QuoteMiriam O'Callaghan on tonight saying the British Army have a great and honorable tradition. I nearly puked

The Saville inquiry has established that the Parachute Regiment unlawfully killed 13 people on Bloody Sunday.

The individual soldiers who shot these innocent people were acting on orders from their superiors within the regiment and therefore cannot be held individually accountable for the killings (unless the superior officers did not have control of their soldiers).

When the comrades of these killers lied at the inquiry, to protect their comrades, they also contributed to the guilt of the parachute regiment.

This "Elite Regiment" of British soldiers will never face justice from a British Government.

The killing of 18 Members of this regiment at Narrow Water in 1979 brings up the biblical quote of "an eye for an eye"

If any of these elite soldiers had stood up and told the truth about what happened, maybe we could have avoided decades of violence.

And maybe I would not have to wait until I hear what regiment a soldier is from before I feel regret for them and their families when we hear about casualties in Afganistan or Iraq.
Never underestimate the power of complaining

boojangles

May Gregory Campbell rot in hell. He is a sick,evil, twisted sc**bag. I just cannot contemplate how a man can be so bitter but also wonder as Pints indicated, do his thoughts represent the Unionist majority?

Zapatista

Quote from: Franko on June 16, 2010, 12:12:07 AM
Maybe I'm being naive but I would hope that Gregory's response wouldn't be indicative of the broader unionist feeling.

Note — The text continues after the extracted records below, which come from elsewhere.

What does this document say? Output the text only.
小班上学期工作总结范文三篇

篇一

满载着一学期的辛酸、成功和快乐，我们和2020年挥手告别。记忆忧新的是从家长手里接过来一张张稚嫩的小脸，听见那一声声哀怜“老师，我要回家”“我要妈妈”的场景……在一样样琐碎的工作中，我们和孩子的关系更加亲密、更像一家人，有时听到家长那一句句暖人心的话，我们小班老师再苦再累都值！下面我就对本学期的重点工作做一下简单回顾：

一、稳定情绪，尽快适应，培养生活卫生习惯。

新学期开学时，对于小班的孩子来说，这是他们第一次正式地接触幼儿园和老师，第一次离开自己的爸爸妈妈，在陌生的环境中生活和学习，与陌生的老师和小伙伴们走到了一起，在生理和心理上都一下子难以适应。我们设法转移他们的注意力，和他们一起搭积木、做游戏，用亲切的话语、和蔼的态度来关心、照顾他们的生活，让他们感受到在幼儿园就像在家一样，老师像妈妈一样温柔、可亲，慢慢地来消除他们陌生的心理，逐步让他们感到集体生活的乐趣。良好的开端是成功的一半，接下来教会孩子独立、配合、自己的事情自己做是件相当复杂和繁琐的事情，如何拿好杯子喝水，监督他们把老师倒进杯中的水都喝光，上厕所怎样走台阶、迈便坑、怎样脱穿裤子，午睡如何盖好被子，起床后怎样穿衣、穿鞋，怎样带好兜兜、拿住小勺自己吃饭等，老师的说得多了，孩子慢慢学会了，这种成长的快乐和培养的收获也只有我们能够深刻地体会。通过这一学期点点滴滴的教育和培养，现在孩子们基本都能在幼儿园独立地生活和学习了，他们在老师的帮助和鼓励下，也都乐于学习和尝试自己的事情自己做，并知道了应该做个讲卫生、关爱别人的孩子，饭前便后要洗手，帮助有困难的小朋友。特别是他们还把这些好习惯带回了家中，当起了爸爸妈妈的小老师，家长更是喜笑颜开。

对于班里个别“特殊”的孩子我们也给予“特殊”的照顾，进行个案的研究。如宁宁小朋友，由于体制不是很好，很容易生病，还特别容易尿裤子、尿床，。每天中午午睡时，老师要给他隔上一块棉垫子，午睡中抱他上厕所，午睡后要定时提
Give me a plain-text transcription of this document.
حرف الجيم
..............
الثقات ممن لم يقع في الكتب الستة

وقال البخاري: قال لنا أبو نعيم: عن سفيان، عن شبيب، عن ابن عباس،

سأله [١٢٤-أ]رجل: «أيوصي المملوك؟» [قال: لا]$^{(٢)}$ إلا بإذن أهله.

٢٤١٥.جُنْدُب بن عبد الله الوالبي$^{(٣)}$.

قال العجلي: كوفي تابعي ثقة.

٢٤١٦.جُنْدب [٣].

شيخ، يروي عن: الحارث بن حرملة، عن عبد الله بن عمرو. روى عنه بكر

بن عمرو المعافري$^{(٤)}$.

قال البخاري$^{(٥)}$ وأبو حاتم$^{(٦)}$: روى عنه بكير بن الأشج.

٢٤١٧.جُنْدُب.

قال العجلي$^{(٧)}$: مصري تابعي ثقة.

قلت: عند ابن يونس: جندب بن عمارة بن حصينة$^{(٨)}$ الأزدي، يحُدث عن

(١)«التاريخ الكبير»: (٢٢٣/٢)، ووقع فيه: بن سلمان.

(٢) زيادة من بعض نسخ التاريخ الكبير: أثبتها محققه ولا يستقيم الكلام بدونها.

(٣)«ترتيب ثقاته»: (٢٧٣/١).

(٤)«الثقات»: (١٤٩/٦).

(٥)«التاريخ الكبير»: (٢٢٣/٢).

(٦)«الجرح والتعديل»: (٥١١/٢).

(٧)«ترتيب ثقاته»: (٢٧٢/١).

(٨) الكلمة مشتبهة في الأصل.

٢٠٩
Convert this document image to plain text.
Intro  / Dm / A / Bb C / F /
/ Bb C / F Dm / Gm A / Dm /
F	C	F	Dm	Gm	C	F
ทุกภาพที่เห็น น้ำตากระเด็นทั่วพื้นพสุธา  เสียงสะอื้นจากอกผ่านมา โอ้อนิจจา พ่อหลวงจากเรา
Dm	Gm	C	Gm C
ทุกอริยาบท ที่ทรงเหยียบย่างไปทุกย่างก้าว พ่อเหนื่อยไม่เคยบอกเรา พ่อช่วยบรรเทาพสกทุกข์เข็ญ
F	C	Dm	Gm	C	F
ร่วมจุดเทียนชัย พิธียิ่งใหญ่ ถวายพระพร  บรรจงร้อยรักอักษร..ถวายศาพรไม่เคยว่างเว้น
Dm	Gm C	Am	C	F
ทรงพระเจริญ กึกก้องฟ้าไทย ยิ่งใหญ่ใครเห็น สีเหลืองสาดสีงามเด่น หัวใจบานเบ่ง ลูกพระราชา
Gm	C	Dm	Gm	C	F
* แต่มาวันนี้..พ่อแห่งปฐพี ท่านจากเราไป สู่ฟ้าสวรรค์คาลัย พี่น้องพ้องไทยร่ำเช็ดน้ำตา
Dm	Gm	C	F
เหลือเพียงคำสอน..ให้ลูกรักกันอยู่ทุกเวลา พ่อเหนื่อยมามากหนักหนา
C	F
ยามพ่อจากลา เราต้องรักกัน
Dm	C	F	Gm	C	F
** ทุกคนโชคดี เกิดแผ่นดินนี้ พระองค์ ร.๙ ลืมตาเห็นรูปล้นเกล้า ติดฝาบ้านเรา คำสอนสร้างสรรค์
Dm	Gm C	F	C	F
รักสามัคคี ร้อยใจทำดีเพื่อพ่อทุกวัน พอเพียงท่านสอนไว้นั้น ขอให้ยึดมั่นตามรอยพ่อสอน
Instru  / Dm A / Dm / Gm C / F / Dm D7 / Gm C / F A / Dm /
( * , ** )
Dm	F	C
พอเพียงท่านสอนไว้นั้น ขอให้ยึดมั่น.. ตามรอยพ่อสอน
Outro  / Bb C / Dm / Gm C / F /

This is all part of the long running Unionist campaign to deter from Saville. It's not new.

Franko

Quote from: hardstation on June 16, 2010, 12:22:19 AM
Quote from: Franko on June 16, 2010, 12:12:07 AM
Maybe I'm being naive but I would hope that Gregory's response wouldn't be indicative of the broader unionist feeling.
Have you ever met any DUPers? Naive indeed.
I work with a 'good living Christian type' UUPer. Discussing this today, he refused to accept the report in the way everyone else has, saying "There are two sides to every story" and "Pointing the finger at one side". Two direct quotes.

'Tis the way of the world.

Fair enough.

Shame on anyone who shares the rotten views of that bastard.